Quinze ans qu'elle n'avait pas enregistré de chansons originales! Et pourtant, malgré le temps qui passe, et les modes qui vont avec, son retour cet automne demeurait un événement. C'est dire si Patricia Kaas est une chanteuse populaire, peut-être la dernière en France de cet acabit. Si les deux premiers extraits entendus sur les ondes (Le jour et l'heure, Madame tout le monde) n'emportèrent pas les foules, la voix, elle, était là, royale, épaisse et saisissable. Assez pour espérer un disque de jolie facture. Treize morceaux le composent, mais la faiblesse des mélodies en font un album pour rien. D'ailleurs, le meilleur titre est celui où Kaas parle, Ma météo personnelle, et dans lequel elle parait enfin ne pas trop s'ennuyer, malgré d'étonnantes répétitions: «Où est ton souffle chaud qui soufflait sur mes côtes / Sur mes petits reliefs dans nos matin torrides?»… Le comble du gnangnan revenant à Marre de mon amant torchée par Arno où l'interprète répète: «J'en ai marre de mon amant / Mon amant c'est un charlatan»... Bien. La variété française, celle qu'on nous donne à souper, manque de compositeurs. Le grand public ne s'y trompe pas qui n'a plus les moyens de mettre à la légère sa main au porte-monnaie: 7.000 exemplaires seulement du nouveau «Patricia Kaas» se sont vendus la semaine de sa sortie, ne se classant qu'à la onzième place du Top, quand M. Pokora en écoulait 70.000 rien qu'en reprenant les airs les plus sautillants de Claude François... Probablement mal conseillée, la chanteuse de Forbach est en train de laisser filer ses plus belles années.
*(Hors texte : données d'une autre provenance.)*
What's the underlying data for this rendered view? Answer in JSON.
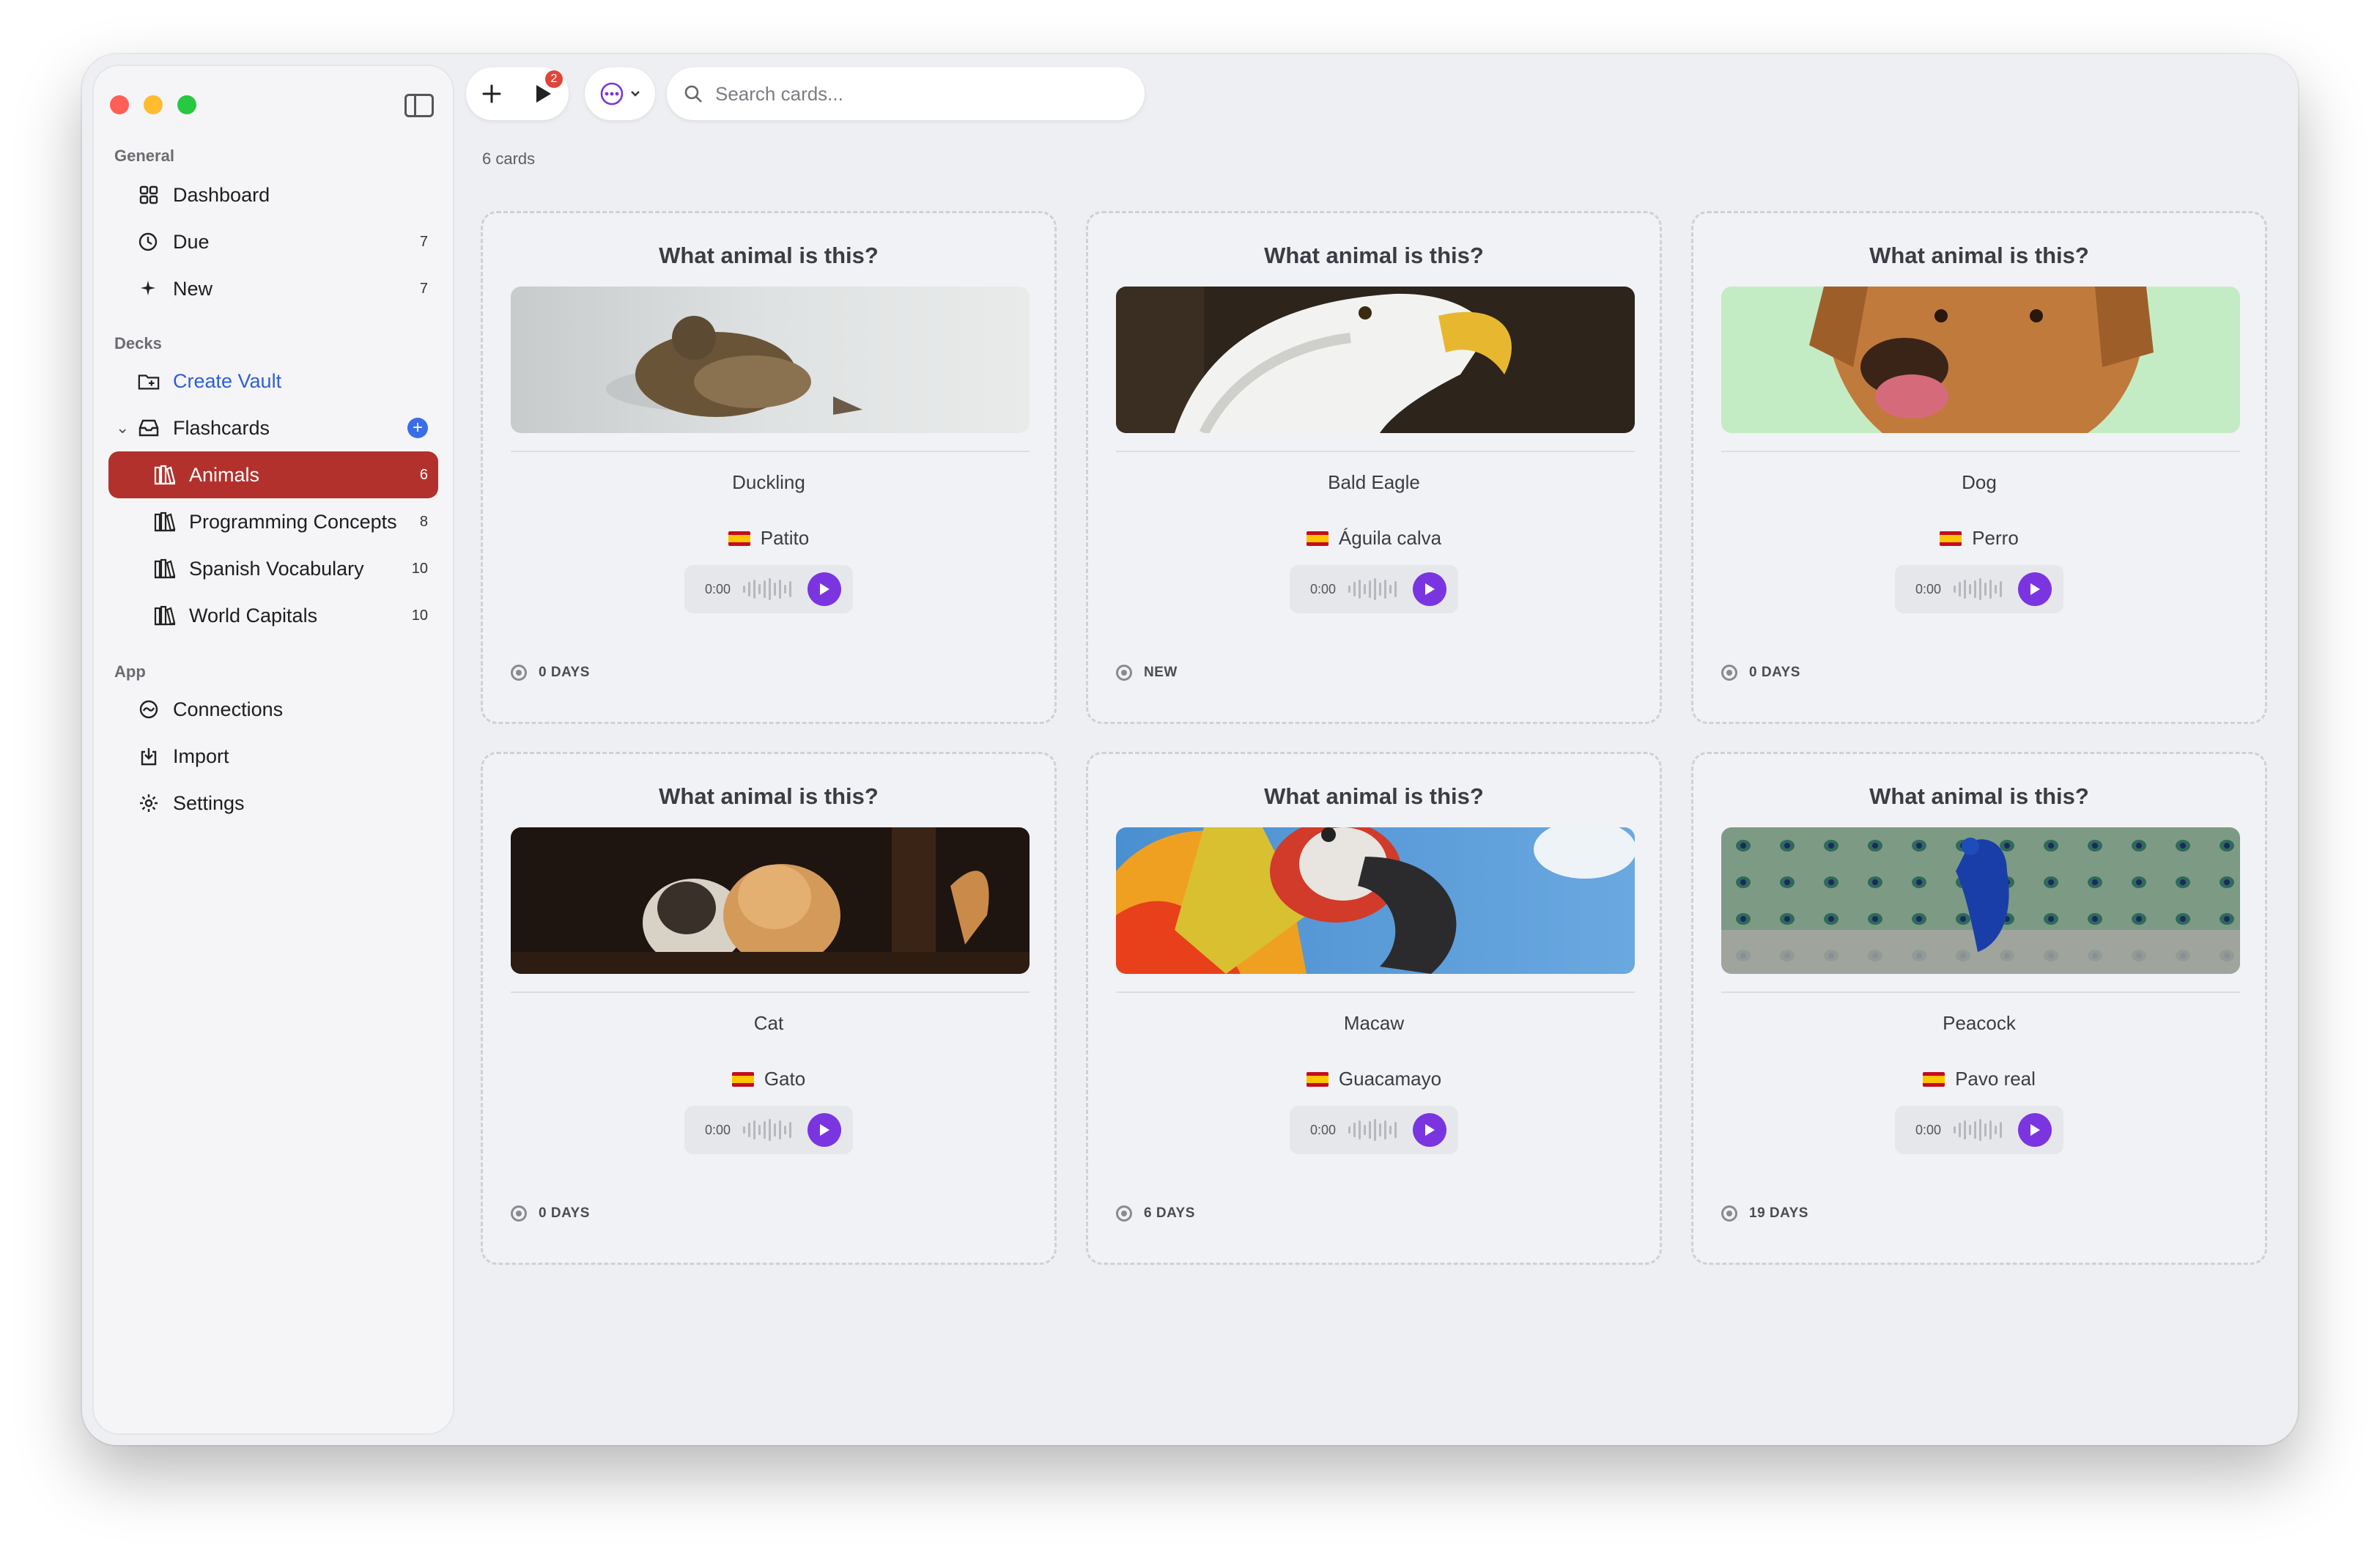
{
  "sidebar": {
    "sections": {
      "general": "General",
      "decks": "Decks",
      "app": "App"
    },
    "general_items": [
      {
        "label": "Dashboard",
        "icon": "grid-icon"
      },
      {
        "label": "Due",
        "count": "7",
        "icon": "clock-icon"
      },
      {
        "label": "New",
        "count": "7",
        "icon": "sparkle-icon"
      }
    ],
    "create_vault": "Create Vault",
    "flashcards": "Flashcards",
    "decks": [
      {
        "label": "Animals",
        "count": "6",
        "active": true
      },
      {
        "label": "Programming Concepts",
        "count": "8"
      },
      {
        "label": "Spanish Vocabulary",
        "count": "10"
      },
      {
        "label": "World Capitals",
        "count": "10"
      }
    ],
    "app_items": [
      {
        "label": "Connections",
        "icon": "connections-icon"
      },
      {
        "label": "Import",
        "icon": "import-icon"
      },
      {
        "label": "Settings",
        "icon": "gear-icon"
      }
    ]
  },
  "toolbar": {
    "play_badge": "2",
    "search_placeholder": "Search cards..."
  },
  "main": {
    "card_count": "6 cards",
    "cards": [
      {
        "question": "What animal is this?",
        "answer": "Duckling",
        "translation": "Patito",
        "audio_time": "0:00",
        "status": "0 DAYS",
        "image": "duckling-photo"
      },
      {
        "question": "What animal is this?",
        "answer": "Bald Eagle",
        "translation": "Águila calva",
        "audio_time": "0:00",
        "status": "NEW",
        "image": "eagle-photo"
      },
      {
        "question": "What animal is this?",
        "answer": "Dog",
        "translation": "Perro",
        "audio_time": "0:00",
        "status": "0 DAYS",
        "image": "dog-photo"
      },
      {
        "question": "What animal is this?",
        "answer": "Cat",
        "translation": "Gato",
        "audio_time": "0:00",
        "status": "0 DAYS",
        "image": "kittens-photo"
      },
      {
        "question": "What animal is this?",
        "answer": "Macaw",
        "translation": "Guacamayo",
        "audio_time": "0:00",
        "status": "6 DAYS",
        "image": "macaw-photo"
      },
      {
        "question": "What animal is this?",
        "answer": "Peacock",
        "translation": "Pavo real",
        "audio_time": "0:00",
        "status": "19 DAYS",
        "image": "peacock-photo"
      }
    ]
  },
  "colors": {
    "accent_active": "#b3312c",
    "play_button": "#7b35e0",
    "link": "#2d5fd8"
  }
}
Son dernier véritable hit ne remonte-t-il pas à 1993 (Il me dit que je suis belle, n°3 du Top 50, écrit par Jean-Jacques Goldman)? François Bernheim et Didier Barbelivien qui créèrent son personnage en co-signant l'essentiel de ses méga-tubes (Mademoiselle chante le blues, D'Allemagne, Mon mec à moi, Quand Jimmy dit, Les hommes qui passent, Entrer dans la lumière, Regarde les riches...) doivent se désoler de voir celle qu'ils portèrent si haut dans le cœur des Français les ignorer avec autant d'obstination, depuis bientôt vingt-cinq ans. Que devient une chanteuse populaire quand elle n'a plus de chansons?